I have been reading Ellen Key's "Century of the Child," reviewed in this number, and am moved to add, in connection with that review, a "brief" for the New Motherhood.
Agreeing with almost all of that noble book and with the spirit of the whole of it, I disagree with its persistence in the demand for primitive motherhood—for the entire devotion of each and every mother to her own children—and disagree on the ground that this method is not the best for child service.
Among animals, where one is as good as another, "the mother"—each one of them—can teach her young all that they need to know. Her love, care and instruction are all-sufficient. In early stages of human life, but slightly differentiated, each mother was still able to give to her children all the advantages then known, and to teach them the few arts and crafts necessary of attainment.

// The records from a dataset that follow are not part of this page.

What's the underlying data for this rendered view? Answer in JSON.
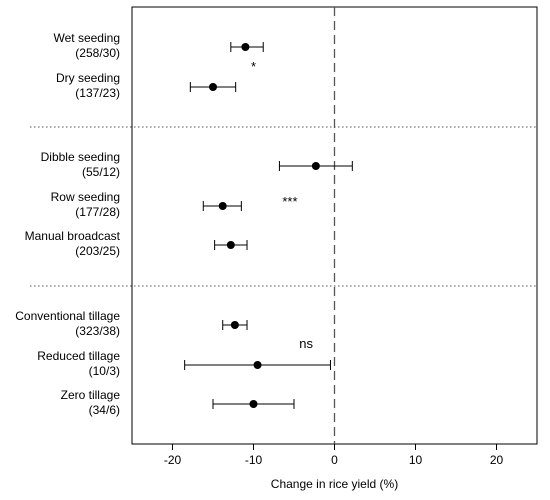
{
  "chart_data": {
    "type": "forest",
    "xlabel": "Change in rice yield (%)",
    "xlim": [
      -25,
      25
    ],
    "xticks": [
      -20,
      -10,
      0,
      10,
      20
    ],
    "reference_line_x": 0,
    "grid": false,
    "groups": [
      {
        "significance": "*",
        "significance_x": -10,
        "items": [
          {
            "label": "Wet seeding",
            "n": "(258/30)",
            "mean": -11,
            "lower": -12.8,
            "upper": -8.8
          },
          {
            "label": "Dry seeding",
            "n": "(137/23)",
            "mean": -15,
            "lower": -17.8,
            "upper": -12.2
          }
        ]
      },
      {
        "significance": "***",
        "significance_x": -5.5,
        "items": [
          {
            "label": "Dibble seeding",
            "n": "(55/12)",
            "mean": -2.3,
            "lower": -6.8,
            "upper": 2.2
          },
          {
            "label": "Row seeding",
            "n": "(177/28)",
            "mean": -13.8,
            "lower": -16.2,
            "upper": -11.5
          },
          {
            "label": "Manual broadcast",
            "n": "(203/25)",
            "mean": -12.8,
            "lower": -14.8,
            "upper": -10.8
          }
        ]
      },
      {
        "significance": "ns",
        "significance_x": -3.5,
        "items": [
          {
            "label": "Conventional tillage",
            "n": "(323/38)",
            "mean": -12.3,
            "lower": -13.8,
            "upper": -10.8
          },
          {
            "label": "Reduced tillage",
            "n": "(10/3)",
            "mean": -9.5,
            "lower": -18.5,
            "upper": -0.5
          },
          {
            "label": "Zero tillage",
            "n": "(34/6)",
            "mean": -10,
            "lower": -15,
            "upper": -5
          }
        ]
      }
    ]
  }
}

Still later, when apprenticeship taught trades, the individual mother was still able to give all the stimulus and instruction needed for early race culture—and did so, cheerfully.
But we have now reached a stage of social development when this grade of nurture is no longer sufficient, and no longer found satisfying either by mother or child. On the one hand, women are differentiating as human beings: they are no longer all one thing—females, mothers, and NOTHING ELSE. They are still females, and will remain so; still mothers, and will remain so: but they are also Persons of widely varying sorts, with interests and capacities which fit them for social service in many lines.
On the other hand, our dawning knowledge of child culture leads us to require a standard of ability in this work based on talent, love, natural inclination, long training and wide experience. It is no longer possible for the average woman, differentiated or undifferentiated, to fulfill the work of right training for babies and little children, unassisted. Moreover, the New Motherhood is belying to-day the dogma of the high cultural value of "the home" as a place of education for young children—an old world assumption which Miss Key accepts without question and intensifies.
The standards of the New Motherhood are these:
First: The fullest development of the woman, in all her powers, that she may be the better qualified for her duties of transmission by inheritance.
Second: The fullest education of the woman in all plain truths concerning her great office, and in her absolute duty of right selection—measuring the man who would marry her by his fitness for fatherhood; and holding him to the highest standards in his duty thereto.
Third: Intelligent recognition that child culture is the greatest of arts, that it requires high specialization and life service, and the glad entrance upon this service of those women naturally fitted for it.
Such standards as these recognize the individual woman's place as a human being, her economic independence, her special social service; and hold her a far more valuable mother for such development, able to give her children a richer gift by inheritance than the mothers of the past—all too much in femininity and too little in humanity.